En droit – Article 6 § 1 :

a) Sur l’existence d’une restriction au droit d’accès du requérant à un tribunal

Une règle imposant à chaque partie à une procédure devant un tribunal de supporter ses propres frais, sauf décision contraire de celui-ci, ne saurait être considérée comme incompatible en soi avec l’article 6 § 1. La Cour doit en l’espèce rechercher si les conséquences de l’application de la règle en question étaient compatibles avec l’article 6 § 1.

Le coût de la rédaction d’un recours constitutionnel (équivalent à 815 EUR) était supérieur au salaire moyen en Croatie à l’époque des faits. La charge financière qu’il représentait était déjà importante pour un citoyen moyen, mais elle l’était plus encore pour le requérant dont les revenus mensuels s’élevaient à l’équivalent de 164 EUR de pensions d’invalidité.

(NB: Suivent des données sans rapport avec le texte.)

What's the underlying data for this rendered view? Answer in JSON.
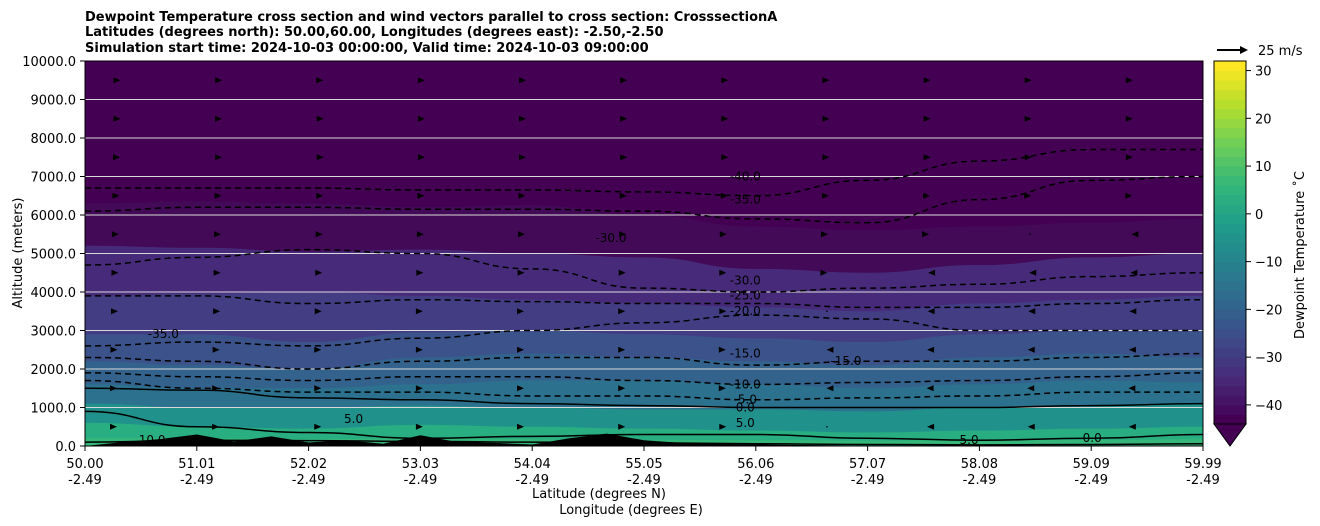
{
  "chart_data": {
    "type": "heatmap",
    "title_lines": [
      "Dewpoint Temperature cross section and wind vectors parallel to cross section: CrosssectionA",
      "Latitudes (degrees north): 50.00,60.00, Longitudes (degrees east): -2.50,-2.50",
      "Simulation start time: 2024-10-03 00:00:00, Valid time: 2024-10-03 09:00:00"
    ],
    "xlabel_lines": [
      "Latitude (degrees N)",
      "Longitude (degrees E)"
    ],
    "ylabel": "Altitude (meters)",
    "colorbar_label": "Dewpoint Temperature ˚C",
    "quiver_key_label": "25 m/s",
    "x_ticks": [
      {
        "lat": "50.00",
        "lon": "-2.49"
      },
      {
        "lat": "51.01",
        "lon": "-2.49"
      },
      {
        "lat": "52.02",
        "lon": "-2.49"
      },
      {
        "lat": "53.03",
        "lon": "-2.49"
      },
      {
        "lat": "54.04",
        "lon": "-2.49"
      },
      {
        "lat": "55.05",
        "lon": "-2.49"
      },
      {
        "lat": "56.06",
        "lon": "-2.49"
      },
      {
        "lat": "57.07",
        "lon": "-2.49"
      },
      {
        "lat": "58.08",
        "lon": "-2.49"
      },
      {
        "lat": "59.09",
        "lon": "-2.49"
      },
      {
        "lat": "59.99",
        "lon": "-2.49"
      }
    ],
    "xlim": [
      50.0,
      59.99
    ],
    "ylim": [
      0,
      10000
    ],
    "y_ticks": [
      "0.0",
      "1000.0",
      "2000.0",
      "3000.0",
      "4000.0",
      "5000.0",
      "6000.0",
      "7000.0",
      "8000.0",
      "9000.0",
      "10000.0"
    ],
    "grid_horizontal": true,
    "colorbar_ticks": [
      "−40",
      "−30",
      "−20",
      "−10",
      "0",
      "10",
      "20",
      "30"
    ],
    "colorbar_range": [
      -44,
      32
    ],
    "colorbar_extend": "min",
    "colormap": [
      "#440154",
      "#482878",
      "#3e4989",
      "#31688e",
      "#26828e",
      "#1f9e89",
      "#35b779",
      "#6ece58",
      "#b5de2b",
      "#fde725"
    ],
    "temperature_layers": [
      {
        "top_alt": [
          6300,
          6350,
          6300,
          6200,
          6250,
          6000,
          5700,
          5600,
          5700,
          5800,
          5900
        ],
        "color": "#430a57"
      },
      {
        "top_alt": [
          5200,
          5150,
          5050,
          5100,
          5000,
          4900,
          4600,
          4500,
          4700,
          4900,
          5000
        ],
        "color": "#472b7a"
      },
      {
        "top_alt": [
          3900,
          3950,
          4000,
          3900,
          3800,
          3700,
          3600,
          3500,
          3700,
          3800,
          3900
        ],
        "color": "#433d84"
      },
      {
        "top_alt": [
          2900,
          2900,
          2700,
          2950,
          3000,
          2900,
          2800,
          2700,
          2900,
          3000,
          3000
        ],
        "color": "#3b528b"
      },
      {
        "top_alt": [
          2200,
          2100,
          2000,
          2300,
          2400,
          2300,
          2200,
          2100,
          2300,
          2400,
          2300
        ],
        "color": "#33638d"
      },
      {
        "top_alt": [
          1600,
          1500,
          1500,
          1600,
          1700,
          1700,
          1600,
          1500,
          1600,
          1700,
          1650
        ],
        "color": "#2c728e"
      },
      {
        "top_alt": [
          1100,
          1000,
          1000,
          1050,
          1000,
          950,
          950,
          900,
          1000,
          1050,
          1100
        ],
        "color": "#21918c"
      },
      {
        "top_alt": [
          600,
          500,
          450,
          550,
          500,
          450,
          400,
          350,
          400,
          450,
          500
        ],
        "color": "#28ae80"
      },
      {
        "top_alt": [
          200,
          200,
          180,
          200,
          180,
          160,
          150,
          140,
          150,
          160,
          180
        ],
        "color": "#35b779"
      }
    ],
    "contours": [
      {
        "level": -40.0,
        "style": "dashed",
        "alt": [
          6700,
          6700,
          6700,
          6650,
          6650,
          6600,
          6500,
          6900,
          7400,
          7700,
          7700
        ]
      },
      {
        "level": -35.0,
        "style": "dashed",
        "alt": [
          6100,
          6200,
          6200,
          6150,
          6150,
          6100,
          5900,
          5800,
          6400,
          6900,
          7000
        ]
      },
      {
        "level": -30.0,
        "style": "dashed",
        "alt": [
          4700,
          4900,
          5100,
          5000,
          4600,
          4100,
          4000,
          4100,
          4200,
          4400,
          4500
        ]
      },
      {
        "level": -25.0,
        "style": "dashed",
        "alt": [
          3900,
          3900,
          3700,
          3800,
          3750,
          3700,
          3700,
          3600,
          3600,
          3700,
          3800
        ]
      },
      {
        "level": -20.0,
        "style": "dashed",
        "alt": [
          2600,
          2700,
          2600,
          2800,
          3000,
          3200,
          3400,
          3300,
          3000,
          3000,
          3000
        ]
      },
      {
        "level": -15.0,
        "style": "dashed",
        "alt": [
          2300,
          2200,
          2000,
          2200,
          2300,
          2300,
          2100,
          2200,
          2200,
          2300,
          2400
        ]
      },
      {
        "level": -10.0,
        "style": "dashed",
        "alt": [
          1900,
          1800,
          1700,
          1800,
          1800,
          1700,
          1600,
          1650,
          1700,
          1800,
          1900
        ]
      },
      {
        "level": -5.0,
        "style": "dashed",
        "alt": [
          1700,
          1500,
          1400,
          1400,
          1300,
          1300,
          1200,
          1250,
          1300,
          1400,
          1400
        ]
      },
      {
        "level": 0.0,
        "style": "solid",
        "alt": [
          1500,
          1450,
          1250,
          1200,
          1100,
          1050,
          1000,
          1000,
          1000,
          1050,
          1100
        ]
      },
      {
        "level": 5.0,
        "style": "solid",
        "alt": [
          900,
          500,
          350,
          200,
          250,
          300,
          300,
          200,
          150,
          200,
          300
        ]
      },
      {
        "level": 10.0,
        "style": "solid",
        "alt": [
          100,
          150,
          140,
          120,
          100,
          80,
          60,
          40,
          30,
          40,
          60
        ]
      }
    ],
    "contour_labels": [
      {
        "text": "-40.0",
        "lat": 55.9,
        "alt": 6900
      },
      {
        "text": "-35.0",
        "lat": 55.9,
        "alt": 6300
      },
      {
        "text": "-30.0",
        "lat": 54.7,
        "alt": 5300
      },
      {
        "text": "-35.0",
        "lat": 50.7,
        "alt": 2800
      },
      {
        "text": "-30.0",
        "lat": 55.9,
        "alt": 4200
      },
      {
        "text": "-25.0",
        "lat": 55.9,
        "alt": 3800
      },
      {
        "text": "-20.0",
        "lat": 55.9,
        "alt": 3400
      },
      {
        "text": "-15.0",
        "lat": 55.9,
        "alt": 2300
      },
      {
        "text": "-15.0",
        "lat": 56.8,
        "alt": 2100
      },
      {
        "text": "-10.0",
        "lat": 55.9,
        "alt": 1500
      },
      {
        "text": "-5.0",
        "lat": 55.9,
        "alt": 1100
      },
      {
        "text": "0.0",
        "lat": 55.9,
        "alt": 900
      },
      {
        "text": "5.0",
        "lat": 55.9,
        "alt": 500
      },
      {
        "text": "5.0",
        "lat": 57.9,
        "alt": 50
      },
      {
        "text": "5.0",
        "lat": 52.4,
        "alt": 600
      },
      {
        "text": "10.0",
        "lat": 50.6,
        "alt": 50
      },
      {
        "text": "0.0",
        "lat": 59.0,
        "alt": 100
      }
    ],
    "terrain_alt": [
      0,
      100,
      180,
      300,
      120,
      250,
      90,
      150,
      60,
      280,
      100,
      80,
      40,
      200,
      320,
      150,
      80,
      60,
      40,
      30,
      20,
      10,
      0,
      0,
      0,
      0,
      0,
      0,
      0,
      0,
      0
    ],
    "wind_u": [
      [
        3,
        4,
        5,
        5,
        4,
        3,
        2,
        0,
        -3,
        -5,
        -6
      ],
      [
        3,
        4,
        5,
        5,
        4,
        3,
        1,
        -1,
        -4,
        -6,
        -7
      ],
      [
        4,
        5,
        5,
        5,
        4,
        3,
        1,
        -1,
        -3,
        -5,
        -6
      ],
      [
        5,
        6,
        6,
        5,
        4,
        3,
        2,
        0,
        -2,
        -4,
        -5
      ],
      [
        6,
        7,
        7,
        6,
        5,
        4,
        2,
        1,
        -1,
        -2,
        -3
      ],
      [
        7,
        8,
        8,
        7,
        6,
        5,
        3,
        2,
        1,
        0,
        -1
      ],
      [
        8,
        9,
        9,
        8,
        7,
        6,
        5,
        4,
        3,
        2,
        1
      ],
      [
        9,
        10,
        10,
        9,
        8,
        7,
        6,
        5,
        4,
        3,
        2
      ],
      [
        10,
        10,
        10,
        9,
        8,
        7,
        6,
        5,
        4,
        3,
        2
      ],
      [
        10,
        10,
        9,
        9,
        8,
        7,
        6,
        5,
        4,
        3,
        2
      ]
    ]
  }
}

Eu égard à la jurisprudence de la Cour et à la situation particulière du requérant, le refus de la Cour constitutionnelle d’accorder à l’intéressé le remboursement des frais afférents à son recours constitutionnel a donc constitué une restriction à son droit d’accès à un tribunal.

b) Sur le point de savoir si la restriction poursuivait un but légitime

Bien que les droits constitutionnels soient ceux dont les individus et les personnes morales privées disposent contre l’État et d’autres entités publiques, la procédure devant la Cour constitutionnelle croate introduite par un recours constitutionnel est formellement une procédure à partie unique. Les personnes qui entendent introduire un recours constitutionnel ne courent donc pas le risque, normalement présent dans les procédures civiles, de devoir supporter, en cas d’échec, non seulement leurs propres dépens, mais aussi ceux de la partie adverse. L’absence d’un tel risque, combinée avec l’absence d’obligation de payer les frais afférents à la procédure devant la Cour constitutionnelle, pourrait ainsi entraîner pour cette juridiction un engorgement excessif par un grand nombre de recours constitutionnels non fondés, et compromettre son bon fonctionnement.

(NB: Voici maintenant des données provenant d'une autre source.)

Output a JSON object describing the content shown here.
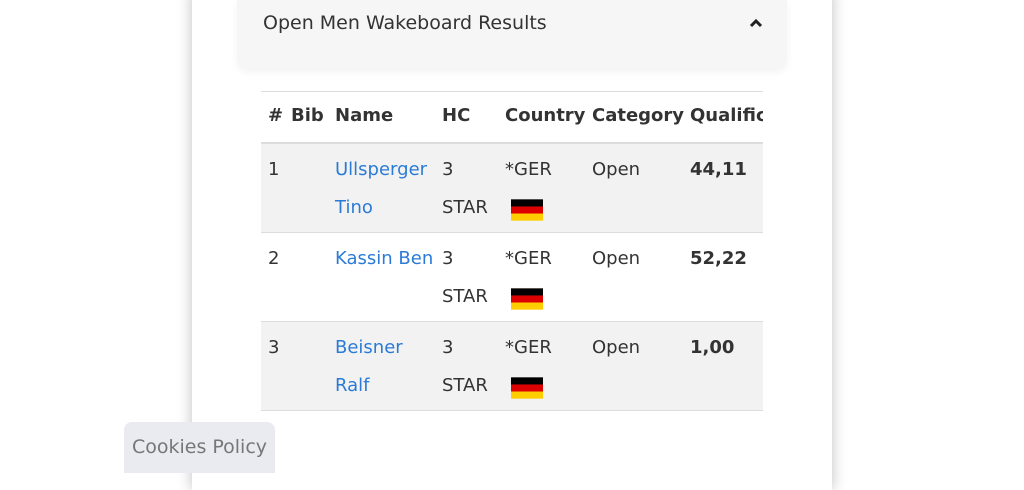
{
  "header": {
    "title": "Open Men Wakeboard Results"
  },
  "table": {
    "columns": [
      "#",
      "Bib",
      "Name",
      "HC",
      "Country",
      "Category",
      "Qualific"
    ],
    "rows": [
      {
        "rank": "1",
        "name": "Ullsperger Tino",
        "hc": "3 STAR",
        "country": "*GER",
        "category": "Open",
        "qualification": "44,11"
      },
      {
        "rank": "2",
        "name": "Kassin Ben",
        "hc": "3 STAR",
        "country": "*GER",
        "category": "Open",
        "qualification": "52,22"
      },
      {
        "rank": "3",
        "name": "Beisner Ralf",
        "hc": "3 STAR",
        "country": "*GER",
        "category": "Open",
        "qualification": "1,00"
      }
    ]
  },
  "cookies": {
    "label": "Cookies Policy"
  }
}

La Cour est donc disposée à admettre que le but de la règle, sur laquelle la décision litigieuse a été fondée en l’espèce, était d’assurer le bon fonctionnement de la Cour constitutionnelle et de protéger le budget de l’État.

La disposition en question autorisait néanmoins la juridiction à faire une exception. Non seulement cette exception permettait une certaine souplesse, mais elle indiquait aussi que, dans certains cas, l’application de la règle par défaut pouvait ne pas être justifiée par les buts légitimes poursuivis.

c) Sur la proportionnalité de la restriction

La procédure devant la Cour constitutionnelle revêtait une importance cruciale pour le requérant puisque les décisions litigieuses des juridictions civiles l’avaient privé de sa capacité juridique. À cet égard, compte tenu du handicap mental dont il souffrait, l’intéressé devait être représenté par un avocat pour protéger efficacement ses droits, étant entendu que l’assistance d’un avocat devant la Cour constitutionnelle ne peut être considérée comme inutile même pour les personnes non vulnérables, car cette juridiction se prononce sur des questions complexes qui, pour tout profane, peuvent être difficiles à saisir (Bibić c. Croatie).

La Cour renvoie également à son constat selon lequel si la charge financière que représentaient les frais afférents au recours constitutionnel était déjà importante pour un citoyen moyen, elle l’était plus encore pour une personne à faible revenu comme le requérant.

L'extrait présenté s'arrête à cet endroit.